Ford’s extraordinary effort to train dealers, educate insurers and design the F-150 to be as repair-friendly as possible helped make it ultimately cheaper to fix and replace than the steel-bodied previous generation.
Bob Tomes was among the Ford Motor Co. dealers who sank thousands of dollars into new equipment and training to repair the automaker’s aluminium F150 pickup when it debuted in late 2014.
Mother Nature showed him that it was the right call. Back-to-back Texas hailstorms in the spring of 2017 filled his eponymous dealership’s service bays in McKinney with dented and damaged pickups. But the F-150’s modular architecture and extensive training given to his nine certified technicians resulted in speedy repairs that cost as much as $2 000 less than similarly damaged steel-bodied vehicles, Tomes said. “We were called upon to make that investment, and you have to step up,” Tomes said. “I think we’re very pleased with how it turned out.”
So is Ford, whose big bet on aluminium for its hugely profitable F-series franchise prompted persistent questions – and relentless attacks from rivals – about whether the pickup would cost more to repair and insure. But insurance data shows that an extraordinary effort to train dealers, educate insurers and design the vehicle to be as repair-friendly as possible helped make it ultimately cheaper to fix and replace than the previous generation, a goal to which Ford engineers aspired from the project’s inception. “It was our moon shot,” Dave Johnson, Ford’s global director of service engineering operations, said in an interview. “We wanted them to be insurable on par with a steel F-150.”
Aluminium is lighter than steel, but it generally costs more and sustains damage more easily. Switching materials helped Ford cut the weight of the F-150 by up to 700 pounds but had the potential to make the company’s top-selling and most lucrative vehicle line vulnerable if buyers began to perceive the trucks as weaker or more expensive to own. “Given the fact it was aluminium intensive, and prior aluminium vehicles indicated collision claim severities increased, there was concern the same would occur with the F-150,” Matt Moore, senior vice president of the Highway Loss Data Institute said. “Simply put, when we look at the overall losses relative to the other pickup trucks, there’s not a change, which was not consistent with expectations.” A spokeswoman for State Farm said that insurance prices for the aluminium pickup are roughly in line with those of the previous model.
Ford also has priced replacement parts for the aluminium pickup lower. The Highway Loss Data Institute found that total parts costs for the 2015-16 aluminium F-150s are 16% less than those for the 2014 steel pickups. That includes a 43% drop for bonnets and taillights and a 37% decrease for front bumpers. Rear bumpers and bedside replacement parts cost more, though. The Highway Loss Data Institute noted, for example, that bumpers on the new pickup use chrome and do not require painting as those on the steel versions do, which saves roughly $150.

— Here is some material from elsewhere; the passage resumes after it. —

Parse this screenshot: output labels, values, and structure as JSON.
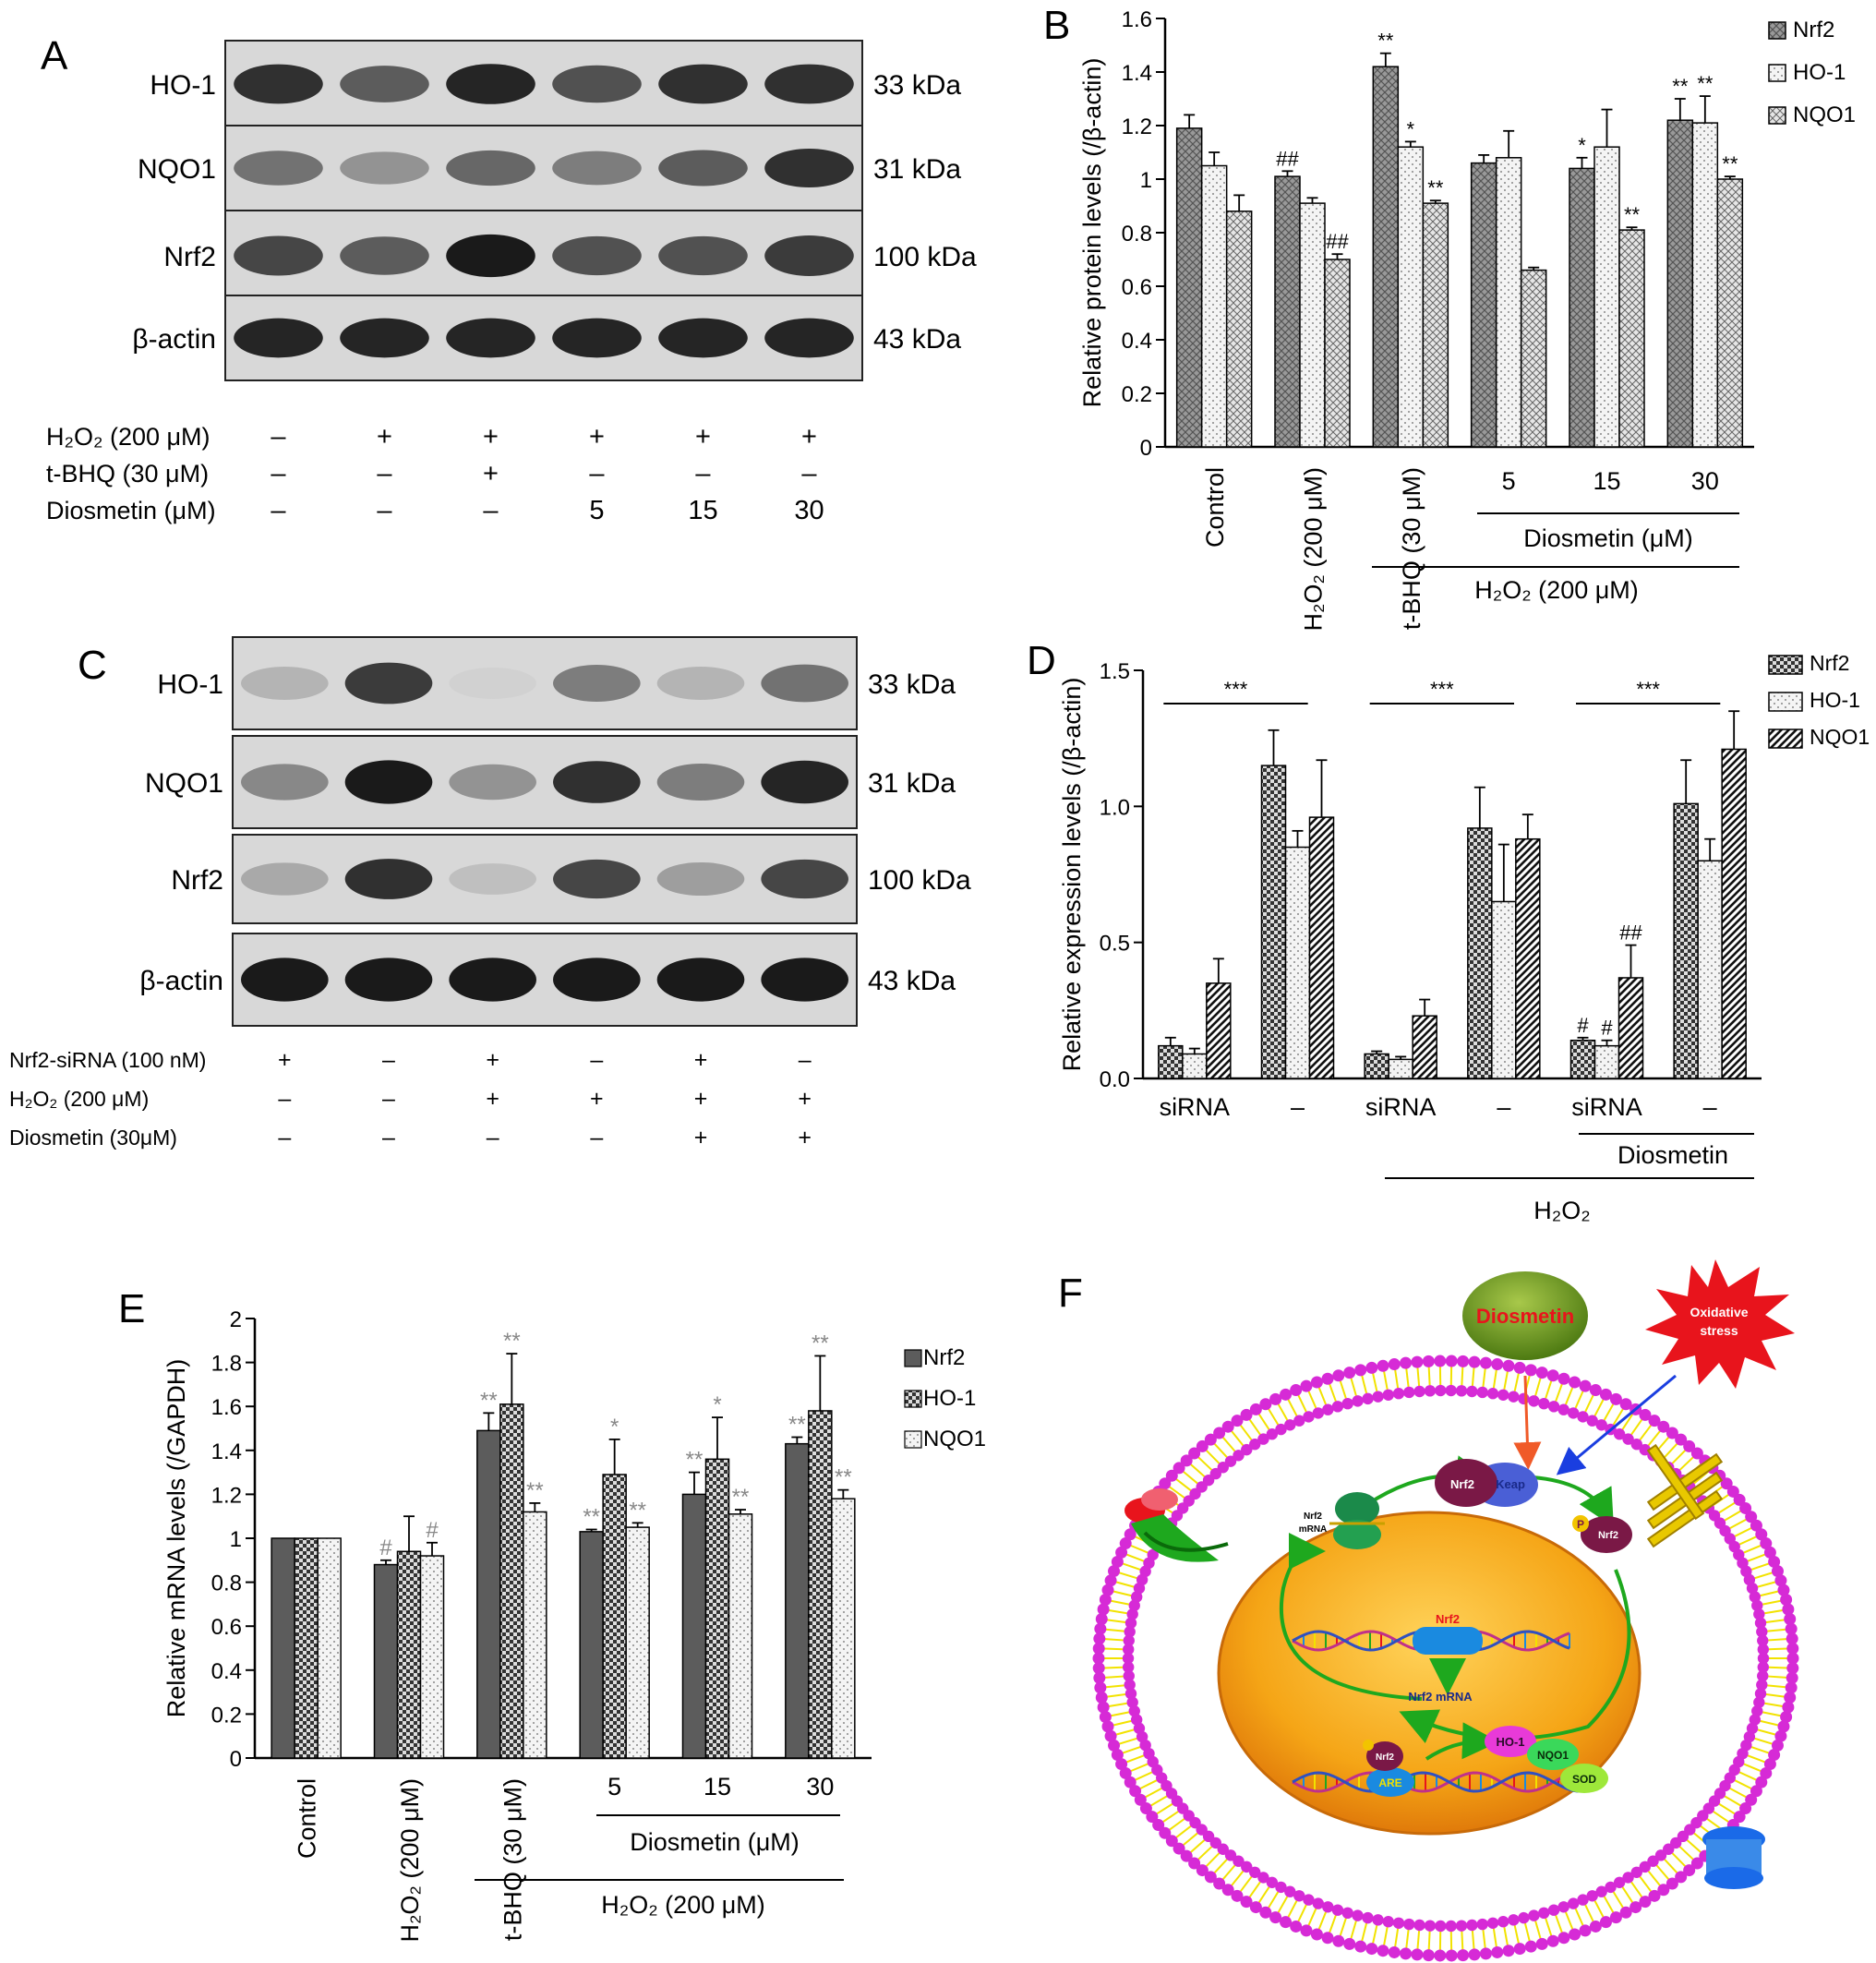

The aluminium F-150 rollout also included extensive training and education for dealers and Ford offered its retail network a voluntary Collision Repair Programme to train service shop technicians how to work with the material.
Dealers were responsible for buying new equipment that cost between $30 000 and $50 000, although they could get rebates from Ford worth roughly $10 000. Equipment included a rubberised curtain to separate aluminium repairs from work on steel vehicles because aluminium dust can ignite and explode if cross-contaminated with steel dust. “That was critical; we knew we were asking dealers to do something big with us,” Johnson said. “We knew we needed to have coverage across the country.” As part of that dealer training, Ford brought in insurance adjusters to familiarise them with changes to the vehicle. Bonanni said the company has trained nearly 6 000 adjusters to date.